Main­te­nant, étudions comment Kodak gagne de l’ar­gent dans l’argen­tique ? En vendant des films valant quelques euros sur lesquels la marge est très élevée. Il s’agit de consom­mables, ache­tés régu­liè­re­ment par les consom­ma­teurs et vendus au travers d’un réseau de détaillants comme des super­mar­chés ou des bureaux de tabac. Pour réus­sir, Kodak dispose de ressources-clés, comme des labo­ra­toires de recherche, des usines de films et un réseau de labo­ra­toires de déve­lop­pe­ment de films pour ses clients. Ses compé­tences-clés sont autour de la chimie. Ses concur­rents sont des entre­prises comme Fuji ou Agfa.



Un modèle numé­rique en contra­dic­tion

Main­te­nant que nous avons observé le modèle d’af­faire de Kodak dans l’ar­gen­tique, regar­dons le modèle du numé­rique.

Comment Kodak gagne-t-elle de l’ar­gent dans le numé­rique ? En vendant un appa­reil valant, à l’époque, plusieurs milliers d’eu­ros et sur lequel l’en­tre­prise ne fait qu’une faible marge. En raison du prix, l’ap­pa­reil est vendu par des détaillants spécia­li­sés. Pour réus­sir, Kodak doit dispo­ser de ressources-clés qui sont une usine d’ap­pa­reils photos. Ses compé­tences-clés sont l’élec­tro­nique et le logi­ciel. Ses concur­rents sont Nikon et Canon, par exemple.

Qu’est-ce que nous voyons ici ? Les deux modèles n’ont rien à voir. Rien de ce qui fait la force de Kodak dans l’ar­gen­tique n’est utile dans le numé­rique. Tout ce qui est néces­saire pour réus­sir dans le numé­rique est nouveau pour Kodak. C’est en ce sens que le numé­rique est disrup­tif pour Kodak : il néces­site un modèle d’af­faires entiè­re­ment diffé­rent du modèle de son acti­vité actuelle.

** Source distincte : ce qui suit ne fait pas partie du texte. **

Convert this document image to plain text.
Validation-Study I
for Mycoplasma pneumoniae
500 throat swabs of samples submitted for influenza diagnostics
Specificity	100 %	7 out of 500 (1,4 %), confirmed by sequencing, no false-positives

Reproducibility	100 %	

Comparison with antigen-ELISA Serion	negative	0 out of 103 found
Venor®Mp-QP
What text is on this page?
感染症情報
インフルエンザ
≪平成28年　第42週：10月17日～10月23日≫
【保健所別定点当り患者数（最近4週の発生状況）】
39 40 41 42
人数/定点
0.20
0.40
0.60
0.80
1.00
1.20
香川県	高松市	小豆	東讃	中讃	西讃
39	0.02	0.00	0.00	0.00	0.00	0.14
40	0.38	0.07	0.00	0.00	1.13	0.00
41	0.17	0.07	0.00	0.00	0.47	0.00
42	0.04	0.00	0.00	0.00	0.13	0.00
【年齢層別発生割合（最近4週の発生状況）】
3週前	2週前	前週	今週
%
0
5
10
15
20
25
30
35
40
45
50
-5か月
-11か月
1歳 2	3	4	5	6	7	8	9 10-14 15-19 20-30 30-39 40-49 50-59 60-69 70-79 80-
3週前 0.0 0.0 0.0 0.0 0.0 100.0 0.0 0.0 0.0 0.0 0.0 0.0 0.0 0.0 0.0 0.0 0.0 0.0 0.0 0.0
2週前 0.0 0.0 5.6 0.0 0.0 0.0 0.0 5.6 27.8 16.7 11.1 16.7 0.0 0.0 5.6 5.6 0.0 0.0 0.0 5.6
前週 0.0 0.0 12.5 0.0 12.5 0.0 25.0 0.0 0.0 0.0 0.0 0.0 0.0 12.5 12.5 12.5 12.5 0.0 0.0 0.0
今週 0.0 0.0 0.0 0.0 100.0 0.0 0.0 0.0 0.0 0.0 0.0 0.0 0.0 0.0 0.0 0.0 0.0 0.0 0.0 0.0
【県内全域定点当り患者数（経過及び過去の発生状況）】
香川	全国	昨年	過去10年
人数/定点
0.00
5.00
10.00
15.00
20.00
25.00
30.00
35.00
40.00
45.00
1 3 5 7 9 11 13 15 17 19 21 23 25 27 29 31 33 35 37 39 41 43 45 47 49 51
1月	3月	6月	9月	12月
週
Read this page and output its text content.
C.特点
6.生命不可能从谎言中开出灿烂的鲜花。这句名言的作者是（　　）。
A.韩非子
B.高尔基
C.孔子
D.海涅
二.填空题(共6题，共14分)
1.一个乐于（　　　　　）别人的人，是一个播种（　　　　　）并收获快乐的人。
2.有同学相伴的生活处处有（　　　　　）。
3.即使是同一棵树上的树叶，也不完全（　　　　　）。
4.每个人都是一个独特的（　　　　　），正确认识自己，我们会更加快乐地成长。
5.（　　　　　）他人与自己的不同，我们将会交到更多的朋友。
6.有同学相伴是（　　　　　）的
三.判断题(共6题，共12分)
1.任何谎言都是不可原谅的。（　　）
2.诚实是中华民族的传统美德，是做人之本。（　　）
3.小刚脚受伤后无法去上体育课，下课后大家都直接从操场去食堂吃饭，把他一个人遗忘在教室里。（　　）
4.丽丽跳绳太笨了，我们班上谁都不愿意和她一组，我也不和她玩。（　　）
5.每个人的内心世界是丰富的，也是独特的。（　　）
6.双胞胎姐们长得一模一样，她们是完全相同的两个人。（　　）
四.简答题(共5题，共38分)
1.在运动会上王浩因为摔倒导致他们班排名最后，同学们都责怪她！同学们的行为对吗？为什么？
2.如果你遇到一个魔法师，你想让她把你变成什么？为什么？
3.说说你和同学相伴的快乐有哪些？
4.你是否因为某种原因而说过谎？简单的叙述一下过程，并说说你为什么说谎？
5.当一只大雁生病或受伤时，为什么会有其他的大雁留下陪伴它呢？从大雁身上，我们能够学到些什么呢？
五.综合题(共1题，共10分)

Autre­ment dit, dans le numé­rique, Kodak n’est qu’un débu­tant parmi d’autres. Les comp­teurs sont remis à zéro.



Deux modèles d’af­faires conflic­tuels

Mais en outre il y a conflit. Tout inves­tis­se­ment dans l’un des deux modèles est inutile pour l’autre modèle. Or il faut bien choi­sir où l’in­ves­tis­se­ment doit aller. Si on recrute un infor­ma­ti­cien, on ne recrute pas un chimiste. Plus géné­ra­le­ment, tout inves­tis­se­ment dans l’un se fera aux dépends d’un inves­tis­se­ment dans l’autre. C’est vrai pour toutes les unités d’af­faires, mais ici ce conflit clas­sique est rendu encore plus diffi­cile parce que l’un des deux, le numé­rique, est très éloi­gné du cœur d’ac­ti­vité actuel. « Ce n’est pas nous » en quelque sorte.

Il faut noter que pour les fabri­cants d’ap­pa­reils argen­tiques comme Canon, le numé­rique n’est pas une rupture : intro­duire un appa­reil numé­rique néces­site un fort inves­tis­se­ment tech­no­lo­gique, mais ne modi­fie pas le modèle d’af­faire des fabri­cants. Ils conti­nuent à vendre des appa­reils. 

Le numé­rique est donc disrup­tif pour Kodak qui a bâti son modèle d’af­faires sur la vente de pelli­cules photo­gra­phiques, mais pas pour Canon.